As the American economy continues its crawl from the financial crisis, members of generation Y are being left behind: Almost 6 million young Americans aged 16 to 24 are neither in school nor working, according to a new report by the Opportunity National Coalition.
The consequences of long-term unemployment can bedevil young americans long after they find a job. Skills depreciate, savings either empty out or fail to accumulate in the first place, and lack of experience or a professional network can make it even harder to find work. Worse still, it’s no secret that the current structure of Social Security and Medicare is unsustainable, and generation Y will bear the brunt of the shortfall.
Perhaps an unlikely spokesman for the interests of young people, Wall Street billionaire Stanley Druckenmiller is leading a charge to illuminate the issue he has termed “generational theft.” In a recent interview with WSJ, the former money manager laid out several of the ways that boomers are sticking it to young Americans:
While many seniors believe they are simply drawing out the “savings” they were forced to deposit into Social Security and Medicare, they are actually drawing out much more, especially relative to later generations. That’s because politicians have voted to award the seniors ever more generous benefits. As a result, while today’s 65-year-olds will receive on average net lifetime benefits of $327,400, children born now will suffer net lifetime losses of $420,600 as they struggle to pay the bills of aging Americans.

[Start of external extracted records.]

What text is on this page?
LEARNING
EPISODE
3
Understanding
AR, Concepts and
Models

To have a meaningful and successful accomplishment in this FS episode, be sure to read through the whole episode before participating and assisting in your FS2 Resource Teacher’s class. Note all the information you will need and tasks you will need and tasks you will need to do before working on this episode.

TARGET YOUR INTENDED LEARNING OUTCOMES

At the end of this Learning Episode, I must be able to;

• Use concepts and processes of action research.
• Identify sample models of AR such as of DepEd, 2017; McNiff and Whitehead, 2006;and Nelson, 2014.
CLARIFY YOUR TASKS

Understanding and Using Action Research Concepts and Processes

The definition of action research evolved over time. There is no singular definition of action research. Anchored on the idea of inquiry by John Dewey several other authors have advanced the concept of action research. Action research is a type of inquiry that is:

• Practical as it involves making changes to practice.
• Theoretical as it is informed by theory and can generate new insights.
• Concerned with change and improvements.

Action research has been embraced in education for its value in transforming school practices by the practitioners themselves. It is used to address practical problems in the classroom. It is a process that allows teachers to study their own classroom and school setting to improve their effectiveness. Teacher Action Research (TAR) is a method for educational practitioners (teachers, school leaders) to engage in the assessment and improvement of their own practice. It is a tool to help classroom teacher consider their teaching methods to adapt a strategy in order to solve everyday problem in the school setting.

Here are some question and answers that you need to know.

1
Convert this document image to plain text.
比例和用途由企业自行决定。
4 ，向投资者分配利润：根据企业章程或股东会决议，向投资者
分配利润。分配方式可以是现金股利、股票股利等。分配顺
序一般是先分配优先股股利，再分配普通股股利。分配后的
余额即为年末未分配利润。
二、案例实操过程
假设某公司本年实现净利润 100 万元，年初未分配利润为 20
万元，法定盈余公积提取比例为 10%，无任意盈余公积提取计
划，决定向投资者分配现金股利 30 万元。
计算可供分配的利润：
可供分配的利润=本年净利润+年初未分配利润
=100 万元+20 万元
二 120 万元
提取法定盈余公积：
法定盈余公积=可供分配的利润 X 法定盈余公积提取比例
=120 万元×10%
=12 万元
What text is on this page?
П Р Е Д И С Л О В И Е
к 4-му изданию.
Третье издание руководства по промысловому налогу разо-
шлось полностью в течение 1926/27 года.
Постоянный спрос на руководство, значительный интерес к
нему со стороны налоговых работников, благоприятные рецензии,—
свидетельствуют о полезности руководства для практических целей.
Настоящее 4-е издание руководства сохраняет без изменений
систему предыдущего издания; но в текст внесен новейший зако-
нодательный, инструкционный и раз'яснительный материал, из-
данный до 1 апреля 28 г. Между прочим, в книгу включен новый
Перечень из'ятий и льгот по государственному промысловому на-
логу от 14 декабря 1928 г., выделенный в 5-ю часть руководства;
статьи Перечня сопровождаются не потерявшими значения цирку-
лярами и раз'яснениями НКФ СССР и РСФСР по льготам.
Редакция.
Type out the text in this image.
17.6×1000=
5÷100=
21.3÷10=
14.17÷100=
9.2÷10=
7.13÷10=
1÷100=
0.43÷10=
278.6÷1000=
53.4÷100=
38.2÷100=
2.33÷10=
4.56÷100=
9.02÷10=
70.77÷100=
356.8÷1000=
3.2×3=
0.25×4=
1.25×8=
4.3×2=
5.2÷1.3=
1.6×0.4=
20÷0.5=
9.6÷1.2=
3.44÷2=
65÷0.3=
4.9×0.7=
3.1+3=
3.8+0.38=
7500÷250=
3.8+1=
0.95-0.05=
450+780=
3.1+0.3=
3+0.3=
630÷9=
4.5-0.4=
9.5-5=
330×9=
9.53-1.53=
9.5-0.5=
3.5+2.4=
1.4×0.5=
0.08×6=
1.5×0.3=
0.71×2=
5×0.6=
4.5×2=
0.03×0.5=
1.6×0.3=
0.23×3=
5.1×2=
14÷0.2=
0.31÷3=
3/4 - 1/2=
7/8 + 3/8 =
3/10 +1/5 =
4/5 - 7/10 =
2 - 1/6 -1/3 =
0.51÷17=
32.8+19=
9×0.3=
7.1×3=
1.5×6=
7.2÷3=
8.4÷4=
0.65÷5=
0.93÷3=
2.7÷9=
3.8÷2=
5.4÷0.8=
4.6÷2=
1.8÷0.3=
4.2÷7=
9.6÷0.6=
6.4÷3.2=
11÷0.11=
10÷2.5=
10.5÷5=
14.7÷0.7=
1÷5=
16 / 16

One of the great ironies of the Obama presidency is that it has been a disaster for the young people who form the core of his political coalition. High unemployment is paired with exploding debt that they will have to finance whenever they eventually find jobs.
Whether or not Druckenmiller has the right answers to the problem, his outcry is well placed. The dearth of investment in young workers has them in a Catch-22: employers are less willing to make the effort to train recent college graduates—pulling up the ladder they once climbed to labor market success—and at the same time they cite inexperience as the operative fault of generation Y.
The longer millennials are out of the work force, the less likely they are to earn middle-class wages in their future careers, yet they will be expected to finance entitlement programs for boomers. Perhaps the boomers don’t recognize this trend, or perhaps they are, as Mr. Druckenmiller suggests, deliberately thieving from younger Americans. Either way, at some point members of generation Y will heed this warning. When they do, let’s hope their indignation generates the political pressure needed for serious reforms.